Eu sempre fui fã das palavras. Das palavras que sempre vinham em momento inoportunos, das palavras que não eram encontradas, das palavras desconhecidas, das palavras que desapareciam da nossa boca em momentos em que eram obrigadas a aparecer.

São as palavras que nos imortalizam.

Eu gosto de ler e gosto de escrever, mas o meu real amor é falar. Falar me faz lembrar. É falando que você concretiza os fatos. E é falando que você entende e compreende.

Não sei quando comecei a gostar de palavras, mas me lembro de cada uma que já pronunciei e de cada uma que alguém já falou dirigindo-se a mim. É realmente um dom, um talento, mas ao mesmo tempo uma maldição.

Acontece que as palavras são as que nos marcam. Cada uma delas é uma cicatriz. E por muitas vezes, quando subentendidas de maneira errada, acabam machucando pra valer. Então, ela não vira uma cicatriz. Vira um machucado incurável, sangrando pela eternidade. Agora pensando melhor, eu acho que entendo como foi que comecei a gostar de ler, escrever e falar.

Eu quis aprender a não machucar mais as pessoas assim como elas me machucaram.

A primeira coisa que me machucou de verdade foi um conjunto de palavras. Eu o guardo até hoje. Não que eu queira. Eu nem queria lembrar que ele existia.

Ele estava guardado junto com um álbum de coisas de Hogwarts, no fundo de um baú. Nunca fui muito bem aceito.
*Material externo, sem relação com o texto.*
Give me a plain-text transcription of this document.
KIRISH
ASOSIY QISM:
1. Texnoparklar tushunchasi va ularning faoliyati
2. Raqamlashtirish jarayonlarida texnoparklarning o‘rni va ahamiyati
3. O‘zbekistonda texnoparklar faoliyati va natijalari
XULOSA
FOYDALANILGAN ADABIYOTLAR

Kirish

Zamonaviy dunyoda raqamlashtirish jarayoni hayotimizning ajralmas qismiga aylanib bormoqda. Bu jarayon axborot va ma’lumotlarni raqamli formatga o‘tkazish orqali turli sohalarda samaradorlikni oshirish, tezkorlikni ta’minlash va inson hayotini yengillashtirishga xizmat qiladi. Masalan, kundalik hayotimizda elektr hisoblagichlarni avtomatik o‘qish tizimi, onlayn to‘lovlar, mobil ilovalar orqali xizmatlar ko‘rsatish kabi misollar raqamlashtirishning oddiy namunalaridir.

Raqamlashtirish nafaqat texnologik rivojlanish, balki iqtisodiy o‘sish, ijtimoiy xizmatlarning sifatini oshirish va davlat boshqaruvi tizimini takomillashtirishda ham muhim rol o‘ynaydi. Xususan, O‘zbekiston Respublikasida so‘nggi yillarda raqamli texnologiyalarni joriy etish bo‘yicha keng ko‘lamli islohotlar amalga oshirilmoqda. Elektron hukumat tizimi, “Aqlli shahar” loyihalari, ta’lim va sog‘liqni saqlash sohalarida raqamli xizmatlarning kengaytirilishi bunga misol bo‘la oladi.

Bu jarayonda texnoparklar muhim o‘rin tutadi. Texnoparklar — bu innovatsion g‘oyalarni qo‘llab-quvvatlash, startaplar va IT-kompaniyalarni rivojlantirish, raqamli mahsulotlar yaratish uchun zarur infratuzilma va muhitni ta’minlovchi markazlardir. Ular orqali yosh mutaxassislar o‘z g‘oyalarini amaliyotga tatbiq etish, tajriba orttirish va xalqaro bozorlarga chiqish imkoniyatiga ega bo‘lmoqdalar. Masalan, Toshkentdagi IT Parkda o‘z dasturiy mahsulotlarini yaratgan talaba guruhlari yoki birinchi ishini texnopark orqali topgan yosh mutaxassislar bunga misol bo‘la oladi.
Pelo menos não no mundo dos bruxos, sendo meu pai um “traidor” ou um “perdedor”. Essas palavras certamente atingiram meu pai com uma força inexplicável. Afinal, palavras machucam.

O álbum estava quase vazio. Havia rabiscos, boletins e fotos já envelhecidas pelo tempo. Nenhuma me surpreendeu. Eu deveria ter parado quando vi o boletim do quinto ano. Mas foi meu quinto ano em Hogwarts que exatamente me marcou. Foi nesse ano que eu a conheci. Lembro-me exatamente de meus cento e oitenta batimentos cardíacos com duas falhas seguidas e dos quarenta e sete segundos em que eu fiquei olhando para ela pela primeira vez. E lembro-me de ter sentido exatamente a mesma coisa relendo o nome do remetente de uma certa carta vinte e três vezes, tremendo seis vezes por segundo até finalmente relutar para abrir a carta que havia sido mandada dois anos depois de eu conhecê-la. E, finalmente, lembro-me das exatas dez lágrimas consecutivas que eu derrubei depois de ler aquilo.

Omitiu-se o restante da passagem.